- Kai Fehr
- Global Head of Trade and Working Capital, Standard Chartered

- Philip Panaino
- Global Head of Cash, Standard Chartered
As the goal to achieve net zero continues, corporate treasurers are looking beyond making their supply chains more sustainable – they are also seeking sustainability-driven innovations in other areas such as payments and collections. Here, we examine the latest developments in sustainability and the challenges facing treasurers in successfully adopting them.
The Covid-19 pandemic turbocharged sentiment towards environmental issues globally. Research[1] found that, following the pandemic, 85% of consumers are willing to take personal action to combat environmental and sustainability challenges, while 58% are now more mindful of their impact on the environment than they were before March 2020.
From a corporate treasury perspective, sustainability is increasingly important in recent years.
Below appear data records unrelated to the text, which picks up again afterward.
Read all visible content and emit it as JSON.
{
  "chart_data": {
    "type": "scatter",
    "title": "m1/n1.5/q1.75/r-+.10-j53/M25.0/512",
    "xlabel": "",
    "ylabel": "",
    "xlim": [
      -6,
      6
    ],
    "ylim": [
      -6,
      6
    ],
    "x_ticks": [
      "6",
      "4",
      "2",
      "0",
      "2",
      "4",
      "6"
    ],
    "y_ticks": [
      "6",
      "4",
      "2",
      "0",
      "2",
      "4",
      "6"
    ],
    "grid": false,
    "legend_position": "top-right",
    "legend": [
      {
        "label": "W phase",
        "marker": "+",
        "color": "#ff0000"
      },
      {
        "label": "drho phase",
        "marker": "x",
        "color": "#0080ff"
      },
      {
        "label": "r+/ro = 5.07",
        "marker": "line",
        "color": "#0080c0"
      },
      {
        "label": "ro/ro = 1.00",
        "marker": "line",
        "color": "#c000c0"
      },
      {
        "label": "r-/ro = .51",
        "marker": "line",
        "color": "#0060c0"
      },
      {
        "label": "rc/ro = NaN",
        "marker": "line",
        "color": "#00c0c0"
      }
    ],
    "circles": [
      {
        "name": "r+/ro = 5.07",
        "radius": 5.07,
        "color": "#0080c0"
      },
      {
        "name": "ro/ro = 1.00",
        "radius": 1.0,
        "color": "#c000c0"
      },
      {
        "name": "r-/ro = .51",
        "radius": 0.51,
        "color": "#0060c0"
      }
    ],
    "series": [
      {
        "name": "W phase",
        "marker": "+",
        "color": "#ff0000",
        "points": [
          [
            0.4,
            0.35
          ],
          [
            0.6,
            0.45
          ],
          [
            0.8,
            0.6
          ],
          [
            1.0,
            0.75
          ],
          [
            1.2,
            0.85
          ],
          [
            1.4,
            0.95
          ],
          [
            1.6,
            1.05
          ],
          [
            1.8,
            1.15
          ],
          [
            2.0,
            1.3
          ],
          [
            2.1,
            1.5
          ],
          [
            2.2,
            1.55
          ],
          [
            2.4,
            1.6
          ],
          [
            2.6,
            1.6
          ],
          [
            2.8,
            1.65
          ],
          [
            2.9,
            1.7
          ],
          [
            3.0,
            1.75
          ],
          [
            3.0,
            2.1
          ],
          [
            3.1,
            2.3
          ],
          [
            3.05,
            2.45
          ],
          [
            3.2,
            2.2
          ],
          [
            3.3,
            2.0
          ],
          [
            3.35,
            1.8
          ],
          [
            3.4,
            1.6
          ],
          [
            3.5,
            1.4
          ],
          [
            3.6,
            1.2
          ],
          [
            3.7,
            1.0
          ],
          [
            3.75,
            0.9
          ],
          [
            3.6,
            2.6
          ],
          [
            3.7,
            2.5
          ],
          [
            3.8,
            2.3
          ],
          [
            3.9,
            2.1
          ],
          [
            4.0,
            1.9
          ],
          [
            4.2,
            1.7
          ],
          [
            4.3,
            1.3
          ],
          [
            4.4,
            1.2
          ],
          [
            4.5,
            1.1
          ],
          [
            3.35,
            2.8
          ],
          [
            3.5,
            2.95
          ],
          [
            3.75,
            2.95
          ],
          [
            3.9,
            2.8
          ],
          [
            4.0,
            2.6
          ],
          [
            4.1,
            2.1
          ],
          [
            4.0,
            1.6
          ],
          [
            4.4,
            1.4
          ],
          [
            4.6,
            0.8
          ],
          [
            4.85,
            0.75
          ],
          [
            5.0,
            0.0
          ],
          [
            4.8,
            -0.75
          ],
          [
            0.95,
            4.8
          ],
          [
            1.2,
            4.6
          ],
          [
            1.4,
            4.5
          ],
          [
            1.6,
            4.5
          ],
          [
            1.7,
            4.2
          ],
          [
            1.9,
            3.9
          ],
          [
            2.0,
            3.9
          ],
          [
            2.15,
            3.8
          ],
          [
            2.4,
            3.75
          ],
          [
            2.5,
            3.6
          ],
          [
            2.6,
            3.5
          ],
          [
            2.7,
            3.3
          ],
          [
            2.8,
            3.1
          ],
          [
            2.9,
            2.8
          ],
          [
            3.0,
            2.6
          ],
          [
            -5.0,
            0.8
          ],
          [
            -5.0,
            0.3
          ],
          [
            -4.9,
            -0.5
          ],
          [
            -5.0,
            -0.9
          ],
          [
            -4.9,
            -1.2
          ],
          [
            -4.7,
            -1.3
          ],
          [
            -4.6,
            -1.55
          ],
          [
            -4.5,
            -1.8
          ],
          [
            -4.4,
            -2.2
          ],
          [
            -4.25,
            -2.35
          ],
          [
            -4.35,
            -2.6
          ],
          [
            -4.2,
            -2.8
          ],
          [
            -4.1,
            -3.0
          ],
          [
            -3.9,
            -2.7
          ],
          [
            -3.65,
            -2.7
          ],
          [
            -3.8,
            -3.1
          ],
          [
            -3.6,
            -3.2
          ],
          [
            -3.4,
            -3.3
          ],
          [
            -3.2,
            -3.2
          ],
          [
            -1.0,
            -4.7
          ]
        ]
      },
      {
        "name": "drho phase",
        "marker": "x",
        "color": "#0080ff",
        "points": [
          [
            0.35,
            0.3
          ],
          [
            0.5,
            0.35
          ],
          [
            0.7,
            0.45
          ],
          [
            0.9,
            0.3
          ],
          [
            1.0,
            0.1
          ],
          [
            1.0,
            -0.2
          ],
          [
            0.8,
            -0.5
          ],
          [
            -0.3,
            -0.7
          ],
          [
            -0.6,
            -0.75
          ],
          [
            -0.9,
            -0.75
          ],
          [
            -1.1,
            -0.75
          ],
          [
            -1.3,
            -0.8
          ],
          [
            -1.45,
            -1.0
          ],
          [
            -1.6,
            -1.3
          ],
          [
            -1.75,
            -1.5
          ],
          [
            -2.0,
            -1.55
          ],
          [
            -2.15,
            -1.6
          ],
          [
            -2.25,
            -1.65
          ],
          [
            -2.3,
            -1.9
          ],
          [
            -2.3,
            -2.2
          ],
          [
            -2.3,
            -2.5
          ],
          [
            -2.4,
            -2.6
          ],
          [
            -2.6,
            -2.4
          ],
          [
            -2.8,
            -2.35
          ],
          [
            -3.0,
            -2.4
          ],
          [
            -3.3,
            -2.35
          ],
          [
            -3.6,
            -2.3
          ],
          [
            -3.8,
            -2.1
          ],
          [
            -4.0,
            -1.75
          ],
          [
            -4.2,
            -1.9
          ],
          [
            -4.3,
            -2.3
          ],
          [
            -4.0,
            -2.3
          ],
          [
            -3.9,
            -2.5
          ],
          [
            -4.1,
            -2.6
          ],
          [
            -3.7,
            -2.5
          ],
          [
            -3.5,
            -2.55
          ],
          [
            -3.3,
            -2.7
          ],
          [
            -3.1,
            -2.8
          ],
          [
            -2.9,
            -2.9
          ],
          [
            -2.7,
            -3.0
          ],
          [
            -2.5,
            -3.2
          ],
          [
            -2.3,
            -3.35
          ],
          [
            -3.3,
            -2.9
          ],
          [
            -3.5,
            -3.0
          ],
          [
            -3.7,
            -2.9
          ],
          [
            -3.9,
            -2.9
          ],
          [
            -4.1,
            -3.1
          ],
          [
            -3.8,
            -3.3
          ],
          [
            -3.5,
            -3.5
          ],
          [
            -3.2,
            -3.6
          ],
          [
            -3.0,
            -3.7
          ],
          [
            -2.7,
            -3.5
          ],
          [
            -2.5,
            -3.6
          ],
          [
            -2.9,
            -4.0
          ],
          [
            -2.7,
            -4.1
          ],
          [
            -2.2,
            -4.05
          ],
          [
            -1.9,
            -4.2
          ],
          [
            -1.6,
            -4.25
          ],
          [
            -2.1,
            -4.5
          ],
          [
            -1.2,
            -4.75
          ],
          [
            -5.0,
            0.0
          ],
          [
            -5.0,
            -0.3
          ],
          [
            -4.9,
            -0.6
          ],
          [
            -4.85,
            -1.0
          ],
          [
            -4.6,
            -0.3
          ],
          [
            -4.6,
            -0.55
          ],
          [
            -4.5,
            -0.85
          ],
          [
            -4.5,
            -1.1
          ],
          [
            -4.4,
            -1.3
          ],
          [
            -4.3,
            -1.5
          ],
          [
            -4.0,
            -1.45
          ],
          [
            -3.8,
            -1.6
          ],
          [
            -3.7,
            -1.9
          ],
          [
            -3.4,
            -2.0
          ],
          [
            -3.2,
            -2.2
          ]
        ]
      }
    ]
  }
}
And banks have helped to support this burgeoning focus through initiatives including green bonds and investment funds, innovations in cash management, and supply chain solutions such as sustainable financing programmes.
The focus on moving towards net-zero goals has also intensified in recent years among corporates and their treasury functions. This includes the need to understand, measure, and reduce greenhouse gas (GHG) emissions falling under the banners of Scope 1, 2 and 3 according to the GHG Protocol (see fig. 1) – as a means to honour the 2015 Paris Agreement.